Once the breeders have reached a size of 2 1/4 to 2 1/2 inches SL, the water change schedule changes. At this size, the sexes should be obvious, and may have already started spawning with the above portion of this technique. If not already spawning, I do one of two things depending on whether the females are conditioned. I'll explain what to do if they're not conditioned since both methods end the same.

If the females are not conditioned, or spawning, I cut back the water change volume to only what is needed to clean waste out of the tank. This can easily mean doing one gallon water changes every second day. The tank walls are still cleaned, and kept spotless. This is mimicking a dry season. Slowly, the water gets older, and nutrients build up. After 3-4 weeks, the condition should be degraded enough to start with the rest of the technique.

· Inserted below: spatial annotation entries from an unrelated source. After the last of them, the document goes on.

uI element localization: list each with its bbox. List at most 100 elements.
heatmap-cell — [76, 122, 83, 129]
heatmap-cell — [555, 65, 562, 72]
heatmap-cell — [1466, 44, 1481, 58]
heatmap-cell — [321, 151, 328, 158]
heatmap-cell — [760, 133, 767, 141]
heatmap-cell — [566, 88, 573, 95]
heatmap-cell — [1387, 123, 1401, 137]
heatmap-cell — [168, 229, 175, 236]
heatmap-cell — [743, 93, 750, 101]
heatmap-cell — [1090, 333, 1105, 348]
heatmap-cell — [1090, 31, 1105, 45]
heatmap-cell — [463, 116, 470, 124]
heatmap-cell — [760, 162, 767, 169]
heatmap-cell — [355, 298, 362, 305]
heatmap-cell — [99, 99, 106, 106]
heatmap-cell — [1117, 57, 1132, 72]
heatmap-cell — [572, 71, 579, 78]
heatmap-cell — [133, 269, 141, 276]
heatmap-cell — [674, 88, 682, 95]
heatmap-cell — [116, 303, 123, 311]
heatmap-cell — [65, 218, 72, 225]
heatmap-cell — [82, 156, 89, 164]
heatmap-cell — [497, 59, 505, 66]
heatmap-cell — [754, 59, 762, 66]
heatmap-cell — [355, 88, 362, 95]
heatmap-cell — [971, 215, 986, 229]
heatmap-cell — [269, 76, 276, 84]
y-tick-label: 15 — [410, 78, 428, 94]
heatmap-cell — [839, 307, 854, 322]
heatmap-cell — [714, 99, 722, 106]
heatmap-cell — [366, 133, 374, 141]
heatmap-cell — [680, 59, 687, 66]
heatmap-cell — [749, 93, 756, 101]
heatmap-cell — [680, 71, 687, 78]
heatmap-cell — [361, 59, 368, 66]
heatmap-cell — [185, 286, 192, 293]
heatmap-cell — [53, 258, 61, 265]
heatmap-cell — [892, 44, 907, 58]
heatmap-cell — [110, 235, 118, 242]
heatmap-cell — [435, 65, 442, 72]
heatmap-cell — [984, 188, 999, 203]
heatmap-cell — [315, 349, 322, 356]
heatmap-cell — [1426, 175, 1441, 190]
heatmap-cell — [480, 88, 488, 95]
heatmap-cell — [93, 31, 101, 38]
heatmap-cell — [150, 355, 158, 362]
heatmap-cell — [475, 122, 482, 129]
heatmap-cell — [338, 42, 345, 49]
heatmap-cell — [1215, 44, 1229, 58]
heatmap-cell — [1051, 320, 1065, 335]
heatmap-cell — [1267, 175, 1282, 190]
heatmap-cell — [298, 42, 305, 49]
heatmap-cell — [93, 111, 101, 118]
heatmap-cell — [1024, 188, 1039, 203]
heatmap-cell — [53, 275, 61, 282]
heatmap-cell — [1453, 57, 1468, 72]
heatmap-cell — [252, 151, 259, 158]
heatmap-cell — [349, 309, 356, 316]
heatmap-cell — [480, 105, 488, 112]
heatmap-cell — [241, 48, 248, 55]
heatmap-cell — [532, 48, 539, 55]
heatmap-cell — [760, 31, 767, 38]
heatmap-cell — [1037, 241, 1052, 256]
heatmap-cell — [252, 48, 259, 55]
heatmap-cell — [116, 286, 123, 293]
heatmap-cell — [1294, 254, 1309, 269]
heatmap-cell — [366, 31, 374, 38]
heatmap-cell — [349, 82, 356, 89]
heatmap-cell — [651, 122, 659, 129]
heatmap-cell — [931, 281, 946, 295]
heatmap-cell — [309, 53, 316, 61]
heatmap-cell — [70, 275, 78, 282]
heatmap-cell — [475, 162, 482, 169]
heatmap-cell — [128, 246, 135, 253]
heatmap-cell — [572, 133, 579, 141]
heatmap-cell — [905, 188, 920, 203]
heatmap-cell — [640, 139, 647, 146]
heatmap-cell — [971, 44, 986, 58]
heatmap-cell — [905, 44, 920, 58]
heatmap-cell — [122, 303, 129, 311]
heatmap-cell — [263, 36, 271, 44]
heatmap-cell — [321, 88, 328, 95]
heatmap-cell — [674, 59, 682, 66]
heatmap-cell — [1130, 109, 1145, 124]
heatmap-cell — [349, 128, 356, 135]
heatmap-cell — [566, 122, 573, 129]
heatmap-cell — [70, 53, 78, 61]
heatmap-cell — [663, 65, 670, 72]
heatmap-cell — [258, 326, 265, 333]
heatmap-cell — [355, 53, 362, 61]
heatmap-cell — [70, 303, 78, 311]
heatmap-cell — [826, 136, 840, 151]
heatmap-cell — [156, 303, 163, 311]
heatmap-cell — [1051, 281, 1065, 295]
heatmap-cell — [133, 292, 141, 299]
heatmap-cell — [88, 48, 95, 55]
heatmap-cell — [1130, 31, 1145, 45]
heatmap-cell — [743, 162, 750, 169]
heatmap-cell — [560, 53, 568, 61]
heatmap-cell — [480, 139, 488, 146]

Before proceeding, you should have spawning caves ready for the breeders. In the case of Ancistrus, I use clay pots that are normally used for house plants. Four inch pots seem to work well for all but the largest specimens, and I've even had 5 inch pairs use them to spawn. I soak these for 2-3 days in a bucket of water. This softens them and makes them easier to cut. At that point, it's time to pull out my trusty Dremel and fiber enforced cutting wheels. Measure the body of the male, across the pectoral and vertical. Do not include fins in these measurements. The hole should be only slightly larger than these measurements and squared. Placement is also important. I cut just below the rim of the pot. By creating this small barrier, eggs and fry appear to be less likely to be kicked out prematurely. The pot is then inverted, and the water drain hole is plugged by using either a hot glue gun or silicone caulk. If using silicone, make sure to allow it to cure for a few days before adding it to the tank. By placing this in the tank upside down, you've made a perfect Ancistrus cave.

Start by picking the day of the week which you have the most free time for fish work. Doing water changes every 2 days, that day will be your water change day every second week. Go back to doing the 20% water changes every second day using dechlorinated tap water and re-set the heater to 78 degrees. Whenever your day falls on a water change day, change 50% of the tank water with a 50/50 mix of reverse osmosis and dechlorinated tap water. If you do not have reverse osmosis, just using tap will often work. You also want to make sure that you drop the temperature by 5-10 degrees with this change. Under normal circumstances, the fish will spawn 3-4 days after this large change.

Once the fish spawn, their diet is changed to prevent the fry from getting too much protien. If the fry are removed to a separate tank, continue feeding the breeders on the same diet. If the fry are to be raised with the parents, I simply stop adding the shrimp to the recipe above. Instead, a single shrimp is dropped into the tank with feedings on the day I'm not doing water changes. This cuts down the protien, but is enough to keep the breeders going constantly.